Distribution transformers (i.e. the small ones that serve homes or individual businesses) are run-to-failure components and they fail all the time. Most of the time, the failure is not as catastrophic as an explosion, because a protection system isolates the circuit and limits the amount of energy discharged through the fault.

For various reasons, it can be impractical or not economic to provide very sensitive, very fast protection schemes for distribution systems. An example would be single-wire Earth-return distribution systems which still exist in rural areas of the USA.

But rest assured, there are transformer failures on a daily basis all around the world.


In the UK we don't generally have transformers per home or business, but mainly larger ones that serve a few hundred homes, usually the size of a shed. I have seen one of those fail but it is not common.


And, I've never seen one in North America or anywhere else. It is a pretty rare event. I highly doubt that they happen significantly more often in one country or another. There are a lot of transformers in the world, however, and they sometimes fail for a variety of reasons. I hear about it often enough.


A while back a local (Netherlands) 25KV transformer caught fire and did about the same as this one only less and smaller until they cut off the power. It happens, but usually the power gets disconnected before any arcing can happen.


Explosions look cooler at 60Hz.


US power distribution is way more distributed than in Europe, in which everything is planned and centralized.

In the US there are transformers everywhere, you can see a house and a small transformer nearby.

In Europe they have this big monsters that cost several million dollars and require a train to move.

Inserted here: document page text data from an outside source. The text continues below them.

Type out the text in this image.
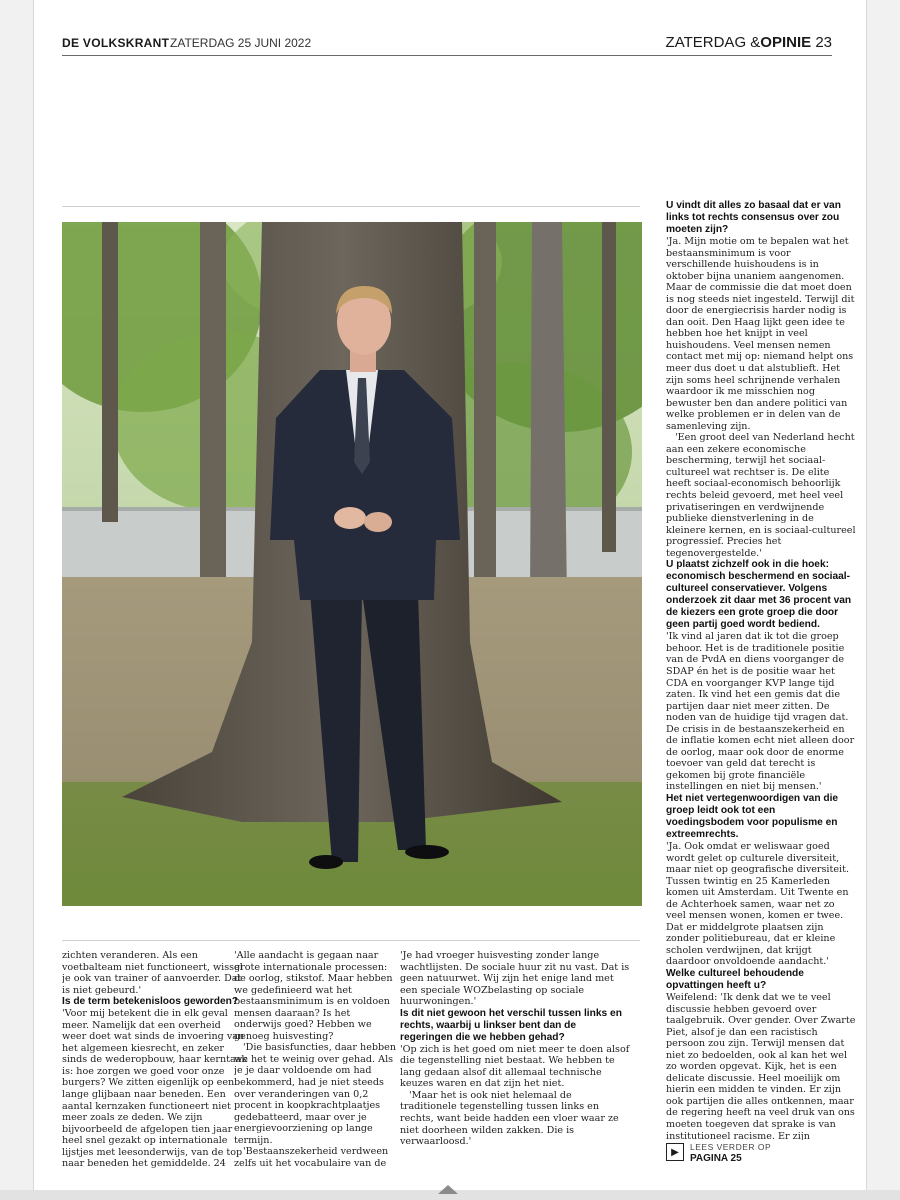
DE VOLKSKRANT ZATERDAG 25 JUNI 2022	ZATERDAG &OPINIE 23

zichten veranderen. Als een voetbalteam niet functioneert, wissel je ook van trainer of aanvoerder. Dat is niet gebeurd.'

Is de term betekenisloos geworden?

'Voor mij betekent die in elk geval meer. Namelijk dat een overheid weer doet wat sinds de invoering van het algemeen kiesrecht, en zeker sinds de wederopbouw, haar kerntaak is: hoe zorgen we goed voor onze burgers? We zitten eigenlijk op een lange glijbaan naar beneden. Een aantal kernzaken functioneert niet meer zoals ze deden. We zijn bijvoorbeeld de afgelopen tien jaar heel snel gezakt op internationale lijstjes met leesonderwijs, van de top naar beneden het gemiddelde. 24

'Alle aandacht is gegaan naar grote internationale processen: de oorlog, stikstof. Maar hebben we gedefinieerd wat het bestaansminimum is en voldoen mensen daaraan? Is het onderwijs goed? Hebben we genoeg huisvesting?

'Die basisfuncties, daar hebben we het te weinig over gehad. Als je je daar voldoende om had bekommerd, had je niet steeds over veranderingen van 0,2 procent in koopkrachtplaatjes gedebatteerd, maar over je energievoorziening op lange termijn.

'Bestaanszekerheid verdween zelfs uit het vocabulaire van de

'Je had vroeger huisvesting zonder lange wachtlijsten. De sociale huur zit nu vast. Dat is geen natuurwet. Wij zijn het enige land met een speciale WOZbelasting op sociale huurwoningen.'

Is dit niet gewoon het verschil tussen links en rechts, waarbij u linkser bent dan de regeringen die we hebben gehad?

'Op zich is het goed om niet meer te doen alsof die tegenstelling niet bestaat. We hebben te lang gedaan alsof dit allemaal technische keuzes waren en dat zijn het niet.

'Maar het is ook niet helemaal de traditionele tegenstelling tussen links en rechts, want beide hadden een vloer waar ze niet doorheen wilden zakken. Die is verwaarloosd.'

U vindt dit alles zo basaal dat er van links tot rechts consensus over zou moeten zijn?

'Ja. Mijn motie om te bepalen wat het bestaansminimum is voor verschillende huishoudens is in oktober bijna unaniem aangenomen. Maar de commissie die dat moet doen is nog steeds niet ingesteld. Terwijl dit door de energiecrisis harder nodig is dan ooit. Den Haag lijkt geen idee te hebben hoe het knijpt in veel huishoudens. Veel mensen nemen contact met mij op: niemand helpt ons meer dus doet u dat alstublieft. Het zijn soms heel schrijnende verhalen waardoor ik me misschien nog bewuster ben dan andere politici van welke problemen er in delen van de samenleving zijn.

'Een groot deel van Nederland hecht aan een zekere economische bescherming, terwijl het sociaal-cultureel wat rechtser is. De elite heeft sociaal-economisch behoorlijk rechts beleid gevoerd, met heel veel privatiseringen en verdwijnende publieke dienstverlening in de kleinere kernen, en is sociaal-cultureel progressief. Precies het tegenovergestelde.'

U plaatst zichzelf ook in die hoek: economisch beschermend en sociaal-cultureel conservatiever. Volgens onderzoek zit daar met 36 procent van de kiezers een grote groep die door geen partij goed wordt bediend.

'Ik vind al jaren dat ik tot die groep behoor. Het is de traditionele positie van de PvdA en diens voorganger de SDAP én het is de positie waar het CDA en voorganger KVP lange tijd zaten. Ik vind het een gemis dat die partijen daar niet meer zitten. De noden van de huidige tijd vragen dat. De crisis in de bestaanszekerheid en de inflatie komen echt niet alleen door de oorlog, maar ook door de enorme toevoer van geld dat terecht is gekomen bij grote financiële instellingen en niet bij mensen.'

Het niet vertegenwoordigen van die groep leidt ook tot een voedingsbodem voor populisme en extreemrechts.

'Ja. Ook omdat er weliswaar goed wordt gelet op culturele diversiteit, maar niet op geografische diversiteit. Tussen twintig en 25 Kamerleden komen uit Amsterdam. Uit Twente en de Achterhoek samen, waar net zo veel mensen wonen, komen er twee. Dat er middelgrote plaatsen zijn zonder politiebureau, dat er kleine scholen verdwijnen, dat krijgt daardoor onvoldoende aandacht.'

Welke cultureel behoudende opvattingen heeft u?

Weifelend: 'Ik denk dat we te veel discussie hebben gevoerd over taalgebruik. Over gender. Over Zwarte Piet, alsof je dan een racistisch persoon zou zijn. Terwijl mensen dat niet zo bedoelden, ook al kan het wel zo worden opgevat. Kijk, het is een delicate discussie. Heel moeilijk om hierin een midden te vinden. Er zijn ook partijen die alles ontkennen, maar de regering heeft na veel druk van ons moeten toegeven dat sprake is van institutioneel racisme. Er zijn

▶	LEES VERDER OP
PAGINA 25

In Europe transformers in the city use to be underground and you won't see anything but a blackout of power.

It happened in Madrid some years ago.

Old transformers are very toxic as mineral oil with aromatic rings is burned,which is carcinogenic. New transformers use Hexafluoride SHF6 that are smaller, innocuous and easier to control.

But it cost a lot of money to update your infrastructure.

New York also has experimental superconductor lines.


> In Europe they have this big monsters that cost several million dollars and require a train to move.

Europe is just denser. But frankly, you don't seem to know what you're talking about.

1.2-5MW transformers are really everywhere in France/Switzerland. Sometimes many per villages.

It makes sense: You prefer to have two transformers far apart than a big one and 2kms of 230/380V wiring.


> Old transformers are very toxic as mineral oil with aromatic rings is burned,which is carcinogenic.

PCBs: https://en.wikipedia.org/wiki/Polychlorinated_biphenyl


The fluids were often polychlorinated biphenyls, which are nasty in their own right, and produce even worse things when thermally degraded, such as dioxins.